Theft Defined Under New Hampshire Law
According to New Hampshire criminal statutes, theft is committed when a person obtains or exercises unauthorized control over property that belongs to someone else. The offender must act with the intent of depriving the owner of the property. New Hampshire statutes call this crime “theft by unauthorized taking or transfer.” (e.g. auto theft) (N.H. Rev. Stat. Ann. § 637:3.)
New Hampshire laws also identify a number of specific theft-related offenses. Here’s a list of a few (with a citation to the relevant statute):
- shoplifting (or willful concealment of goods) (§ 637:3-a.)
- theft by deception (§ 637:4)
- theft by extortion (§ 637:5)
- theft of lost property (§ 637:6)
- receiving stolen property (§ 637:7)
- theft of services (§ 637:8)
- unauthorized use of propelled vehicle or rented property (§ 637:9.)
Classification of Theft Offenses and Penalties in New Hampshire
Like most states, New Hampshire classifies theft offenses according to the dollar value and/or type of property involved in the offense. Let’s take a closer look at the different levels of theft in New Hampshire, as well as the penalties assigned to each classification.
Class A Misdemeanor Theft. Theft constitutes a class A misdemeanor in New Hampshire if the value of the property or services stolen does not exceed $1,000. (N.H. Rev. Stat. Ann. § 637:11(III).)

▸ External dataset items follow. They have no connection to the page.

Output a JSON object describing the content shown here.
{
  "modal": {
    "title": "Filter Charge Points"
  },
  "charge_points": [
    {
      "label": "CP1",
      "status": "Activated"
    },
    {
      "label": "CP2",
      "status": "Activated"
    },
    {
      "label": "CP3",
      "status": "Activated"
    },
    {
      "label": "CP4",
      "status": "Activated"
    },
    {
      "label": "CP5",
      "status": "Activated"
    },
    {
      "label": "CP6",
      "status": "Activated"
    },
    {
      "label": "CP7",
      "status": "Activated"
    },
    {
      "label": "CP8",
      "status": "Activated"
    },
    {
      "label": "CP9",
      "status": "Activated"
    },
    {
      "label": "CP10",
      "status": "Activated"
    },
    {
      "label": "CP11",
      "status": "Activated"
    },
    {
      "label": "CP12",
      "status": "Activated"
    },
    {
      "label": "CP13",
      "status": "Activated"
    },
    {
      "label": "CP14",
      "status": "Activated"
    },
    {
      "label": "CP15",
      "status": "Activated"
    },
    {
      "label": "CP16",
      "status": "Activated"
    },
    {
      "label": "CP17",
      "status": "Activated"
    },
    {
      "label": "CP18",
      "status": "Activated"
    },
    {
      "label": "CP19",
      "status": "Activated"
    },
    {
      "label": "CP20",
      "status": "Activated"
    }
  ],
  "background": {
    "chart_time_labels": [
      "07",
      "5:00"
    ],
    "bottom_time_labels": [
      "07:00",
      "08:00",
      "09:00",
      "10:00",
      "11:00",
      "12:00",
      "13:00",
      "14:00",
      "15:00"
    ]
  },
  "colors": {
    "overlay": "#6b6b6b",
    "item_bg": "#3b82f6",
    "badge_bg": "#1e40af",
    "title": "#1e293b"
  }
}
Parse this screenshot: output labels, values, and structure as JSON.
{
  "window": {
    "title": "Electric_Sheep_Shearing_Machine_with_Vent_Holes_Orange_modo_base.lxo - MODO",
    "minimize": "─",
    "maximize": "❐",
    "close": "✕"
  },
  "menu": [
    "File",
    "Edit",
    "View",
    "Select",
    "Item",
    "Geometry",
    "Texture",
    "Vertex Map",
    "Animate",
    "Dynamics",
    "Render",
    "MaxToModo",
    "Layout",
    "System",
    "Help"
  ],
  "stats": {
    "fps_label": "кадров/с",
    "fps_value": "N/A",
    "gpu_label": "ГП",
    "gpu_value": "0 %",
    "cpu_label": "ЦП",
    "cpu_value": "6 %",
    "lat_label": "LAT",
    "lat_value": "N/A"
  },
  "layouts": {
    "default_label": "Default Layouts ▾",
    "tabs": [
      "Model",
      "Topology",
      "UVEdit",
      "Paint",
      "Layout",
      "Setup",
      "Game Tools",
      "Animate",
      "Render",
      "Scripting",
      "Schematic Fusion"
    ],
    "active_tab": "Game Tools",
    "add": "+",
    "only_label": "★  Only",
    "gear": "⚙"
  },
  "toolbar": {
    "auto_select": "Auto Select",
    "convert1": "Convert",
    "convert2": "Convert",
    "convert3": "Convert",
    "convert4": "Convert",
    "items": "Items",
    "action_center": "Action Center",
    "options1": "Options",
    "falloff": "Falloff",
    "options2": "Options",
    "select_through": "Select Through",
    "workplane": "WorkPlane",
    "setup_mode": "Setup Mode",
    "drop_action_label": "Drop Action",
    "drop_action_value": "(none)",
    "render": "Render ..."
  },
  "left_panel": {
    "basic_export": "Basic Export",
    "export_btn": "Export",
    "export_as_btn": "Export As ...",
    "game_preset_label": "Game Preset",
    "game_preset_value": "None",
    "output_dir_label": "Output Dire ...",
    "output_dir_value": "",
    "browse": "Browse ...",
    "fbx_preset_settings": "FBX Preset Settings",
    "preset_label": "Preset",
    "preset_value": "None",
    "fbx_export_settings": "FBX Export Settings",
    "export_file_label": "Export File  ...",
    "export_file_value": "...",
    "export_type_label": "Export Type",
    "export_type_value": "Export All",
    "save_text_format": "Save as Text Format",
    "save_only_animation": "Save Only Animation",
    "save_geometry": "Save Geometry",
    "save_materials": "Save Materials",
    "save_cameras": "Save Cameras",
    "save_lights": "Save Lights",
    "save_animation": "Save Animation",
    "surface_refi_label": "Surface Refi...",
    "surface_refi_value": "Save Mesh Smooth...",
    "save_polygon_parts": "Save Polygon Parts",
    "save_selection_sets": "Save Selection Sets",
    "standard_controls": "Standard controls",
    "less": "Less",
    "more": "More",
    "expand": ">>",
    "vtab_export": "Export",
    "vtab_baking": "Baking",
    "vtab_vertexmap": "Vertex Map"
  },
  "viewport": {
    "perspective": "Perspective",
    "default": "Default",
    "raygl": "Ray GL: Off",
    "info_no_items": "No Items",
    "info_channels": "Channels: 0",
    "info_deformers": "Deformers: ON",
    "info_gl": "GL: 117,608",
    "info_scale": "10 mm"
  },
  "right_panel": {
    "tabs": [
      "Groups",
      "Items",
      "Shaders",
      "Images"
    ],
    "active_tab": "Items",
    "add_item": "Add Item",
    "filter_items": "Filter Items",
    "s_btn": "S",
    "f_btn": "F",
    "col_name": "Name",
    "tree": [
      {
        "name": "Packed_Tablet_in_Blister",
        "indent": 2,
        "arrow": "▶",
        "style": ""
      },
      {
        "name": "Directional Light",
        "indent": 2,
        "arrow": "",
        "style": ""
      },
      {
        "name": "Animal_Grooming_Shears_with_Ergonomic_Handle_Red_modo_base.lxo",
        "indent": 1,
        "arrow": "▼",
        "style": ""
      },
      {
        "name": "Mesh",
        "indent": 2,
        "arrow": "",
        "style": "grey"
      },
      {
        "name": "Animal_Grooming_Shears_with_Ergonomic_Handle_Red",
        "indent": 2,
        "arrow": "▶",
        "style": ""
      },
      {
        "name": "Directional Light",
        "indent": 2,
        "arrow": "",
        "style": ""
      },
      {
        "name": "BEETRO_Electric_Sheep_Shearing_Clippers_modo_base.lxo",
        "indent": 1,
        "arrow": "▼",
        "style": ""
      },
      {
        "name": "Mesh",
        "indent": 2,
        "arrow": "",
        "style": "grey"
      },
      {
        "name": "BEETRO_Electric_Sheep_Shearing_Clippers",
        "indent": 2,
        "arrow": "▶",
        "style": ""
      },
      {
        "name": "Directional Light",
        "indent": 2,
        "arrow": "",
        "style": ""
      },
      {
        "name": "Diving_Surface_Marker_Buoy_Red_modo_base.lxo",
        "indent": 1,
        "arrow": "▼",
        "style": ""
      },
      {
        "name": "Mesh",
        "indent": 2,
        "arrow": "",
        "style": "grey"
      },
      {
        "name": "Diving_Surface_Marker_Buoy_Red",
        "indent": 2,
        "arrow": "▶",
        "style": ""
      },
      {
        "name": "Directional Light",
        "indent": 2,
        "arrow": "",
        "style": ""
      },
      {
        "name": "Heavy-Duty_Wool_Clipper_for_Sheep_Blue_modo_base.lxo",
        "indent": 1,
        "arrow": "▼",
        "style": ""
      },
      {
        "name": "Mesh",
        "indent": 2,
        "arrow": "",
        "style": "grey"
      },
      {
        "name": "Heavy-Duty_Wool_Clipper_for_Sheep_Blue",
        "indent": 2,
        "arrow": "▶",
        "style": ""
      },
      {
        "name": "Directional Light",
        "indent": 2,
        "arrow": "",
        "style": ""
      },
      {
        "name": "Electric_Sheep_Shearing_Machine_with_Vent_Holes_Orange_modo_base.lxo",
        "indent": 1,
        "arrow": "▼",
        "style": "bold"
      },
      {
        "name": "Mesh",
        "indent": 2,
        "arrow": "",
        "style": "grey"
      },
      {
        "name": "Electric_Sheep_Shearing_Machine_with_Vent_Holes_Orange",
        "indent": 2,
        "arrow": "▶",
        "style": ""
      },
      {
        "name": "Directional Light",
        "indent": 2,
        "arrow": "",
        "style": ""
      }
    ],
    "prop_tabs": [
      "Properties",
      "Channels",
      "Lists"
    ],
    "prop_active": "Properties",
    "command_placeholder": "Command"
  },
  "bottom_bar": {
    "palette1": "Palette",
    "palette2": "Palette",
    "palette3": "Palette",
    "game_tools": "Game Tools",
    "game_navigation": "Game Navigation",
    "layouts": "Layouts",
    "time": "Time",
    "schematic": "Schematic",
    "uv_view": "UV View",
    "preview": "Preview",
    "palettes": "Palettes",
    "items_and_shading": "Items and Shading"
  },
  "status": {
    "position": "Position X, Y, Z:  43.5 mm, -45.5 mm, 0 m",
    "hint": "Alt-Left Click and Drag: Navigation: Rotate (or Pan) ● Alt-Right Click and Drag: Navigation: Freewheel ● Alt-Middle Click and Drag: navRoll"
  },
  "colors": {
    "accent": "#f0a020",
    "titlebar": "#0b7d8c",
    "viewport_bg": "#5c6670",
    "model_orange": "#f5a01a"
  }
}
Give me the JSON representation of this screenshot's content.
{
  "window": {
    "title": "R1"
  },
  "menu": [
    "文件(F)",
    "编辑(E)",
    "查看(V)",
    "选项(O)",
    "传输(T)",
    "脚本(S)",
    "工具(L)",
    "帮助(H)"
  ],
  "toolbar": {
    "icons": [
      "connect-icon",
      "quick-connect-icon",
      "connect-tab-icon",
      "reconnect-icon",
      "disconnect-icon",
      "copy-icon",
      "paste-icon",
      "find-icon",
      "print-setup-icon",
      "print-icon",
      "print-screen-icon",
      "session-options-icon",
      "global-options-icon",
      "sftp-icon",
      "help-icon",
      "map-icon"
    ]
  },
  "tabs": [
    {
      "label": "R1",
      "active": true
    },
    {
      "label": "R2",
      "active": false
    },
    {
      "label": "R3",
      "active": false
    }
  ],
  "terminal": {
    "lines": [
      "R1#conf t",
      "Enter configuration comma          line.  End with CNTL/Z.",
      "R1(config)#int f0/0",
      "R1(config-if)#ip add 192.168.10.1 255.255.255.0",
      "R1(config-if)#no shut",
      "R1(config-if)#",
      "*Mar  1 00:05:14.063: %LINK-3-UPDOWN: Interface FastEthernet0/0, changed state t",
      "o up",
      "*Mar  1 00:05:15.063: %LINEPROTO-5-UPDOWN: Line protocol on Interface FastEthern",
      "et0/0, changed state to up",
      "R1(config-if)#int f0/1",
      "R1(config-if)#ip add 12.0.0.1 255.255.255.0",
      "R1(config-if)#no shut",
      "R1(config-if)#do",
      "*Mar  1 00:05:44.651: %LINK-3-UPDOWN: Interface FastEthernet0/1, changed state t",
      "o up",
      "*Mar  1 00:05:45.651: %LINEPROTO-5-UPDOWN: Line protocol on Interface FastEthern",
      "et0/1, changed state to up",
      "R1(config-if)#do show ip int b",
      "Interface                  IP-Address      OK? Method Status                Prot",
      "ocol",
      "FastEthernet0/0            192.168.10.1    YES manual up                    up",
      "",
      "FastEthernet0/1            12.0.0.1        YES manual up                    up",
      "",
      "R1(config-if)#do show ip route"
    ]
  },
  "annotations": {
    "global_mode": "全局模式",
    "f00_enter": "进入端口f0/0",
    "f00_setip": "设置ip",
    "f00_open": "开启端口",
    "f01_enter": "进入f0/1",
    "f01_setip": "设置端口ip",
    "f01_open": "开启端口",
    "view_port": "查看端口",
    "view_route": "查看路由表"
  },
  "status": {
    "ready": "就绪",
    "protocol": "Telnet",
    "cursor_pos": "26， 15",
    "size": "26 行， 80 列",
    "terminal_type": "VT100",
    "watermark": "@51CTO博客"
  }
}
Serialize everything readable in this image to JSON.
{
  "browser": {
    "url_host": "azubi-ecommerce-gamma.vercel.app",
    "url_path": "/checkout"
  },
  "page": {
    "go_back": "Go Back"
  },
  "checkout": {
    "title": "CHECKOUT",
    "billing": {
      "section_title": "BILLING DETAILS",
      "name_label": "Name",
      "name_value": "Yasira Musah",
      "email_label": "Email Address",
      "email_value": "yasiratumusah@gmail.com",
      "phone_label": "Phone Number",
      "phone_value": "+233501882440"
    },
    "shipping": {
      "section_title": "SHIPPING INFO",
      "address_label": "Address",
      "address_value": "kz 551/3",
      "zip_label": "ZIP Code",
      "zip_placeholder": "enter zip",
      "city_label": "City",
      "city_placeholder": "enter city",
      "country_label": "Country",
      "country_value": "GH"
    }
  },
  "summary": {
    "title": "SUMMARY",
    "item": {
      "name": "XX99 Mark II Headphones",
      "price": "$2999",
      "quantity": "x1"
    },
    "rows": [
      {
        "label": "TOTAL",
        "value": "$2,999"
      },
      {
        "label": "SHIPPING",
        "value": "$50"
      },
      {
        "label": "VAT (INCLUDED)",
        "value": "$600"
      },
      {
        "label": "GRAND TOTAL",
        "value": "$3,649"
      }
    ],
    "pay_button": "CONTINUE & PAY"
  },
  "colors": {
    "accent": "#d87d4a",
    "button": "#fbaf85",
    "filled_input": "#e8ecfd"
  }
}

This is the least serious level of theft in New Hampshire, and it is often referred to as petty theft. But keep in mind that a theft offense at this level could end up being charged as a felony if other aggravating circumstances exist, i.e., if the offender used a firearm while carrying out the theft, or if the offender has multiple prior theft-related convictions within the last 36 months.
In New Hampshire, a class A misdemeanor is punishable by up to one year of imprisonment and a fine of no more than $2,000. (§ 651:2(II)(c), 651:2(IV)(a).)
Class B Felony Theft. Theft will be charged as a class B felony in the state of New Hampshire if the value of the property or services exceeds $1,000, but is less than $1,500.
In addition, a theft offense that might ordinarily be considered a class A misdemeanor (see above) will be bumped up to a class B felony charge when:
- the offender has twice before been convicted of theft as a felony or class A misdemeanor
- the property is stolen with the intent to resell or distribute
- the property is stolen from three separate business establishments within a 24-hour period
- the person has had two prior convictions for willful concealment, or shoplifting, within 36 months of the present theft conviction
- the theft is committed through extortion and involves certain factual circumstances, or
- the stolen property received consists of goods or merchandise in quantities that would not normally be purchased for personal use or consumption. (§ 637:11(II).)
A class B felony carries a maximum term of imprisonment of seven years. (§ 651:2(II)(b), 651:2(IV)(a).) A person who commits a class B felony also may face a fine -- in addition to any civil penalty allowed by law -- of no more than $4,000. (§ 651:2(IV)(a).) In the case of theft, a court can order an offender to pay a fine in an amount that is not more than twice the value of the stolen property. (§ 651:2(IV)(c).)
Class A Felony Theft. Theft is considered a class A felony in New Hampshire when:
- the value of the property or services exceeds $1,500, or
- the property stolen is a firearm, or
- the offender is armed with a deadly weapon at the time of the theft. (§ 637:11(I).)
A class A felony carries a maximum sentence of imprisonment of 15 years. (§ 651:2(II)(a), 651:2(IV)(a).) A person who commits a class A felony also may face a fine -- in addition to any civil penalty allowed by law -- of no more than $4,000. (§ 651:2(IV)(a).) In the case of theft, a court can order an offender to pay a fine in an amount that is not more than twice the value of the stolen property. (§ 651:2(IV)(c).)
Effect of Prior Conviction on Theft Charges in New Hampshire
If a person commits two shoplifting (or willful concealment) offenses within a 36-month period, a third willful concealment offense committed within that same 36-month window will be charged as a class B felony, rather than a misdemeanor. (§ 637:11(II)(g).)
In addition (and as discussed above), a theft offense that might ordinarily be considered a class A misdemeanor will be bumped up to a class B felony charge if the offender has twice before been convicted of theft as a felony or class A misdemeanor.
Civil Penalties for Theft Charges in New Hampshire
In addition to criminal penalties, a person who commits shoplifting in New Hampshire may be held civilly liable to the store owner for:
- civil damages up to $400, plus
- the stolen merchandise, or its value if the merchandise has been damaged or is no longer sellable.
Typically, the offender must pay the store owner for these civil damages within 60 days of the offense, and the parties can enter into a settlement agreement for the amount of damages owed. (§ 544-C:1.)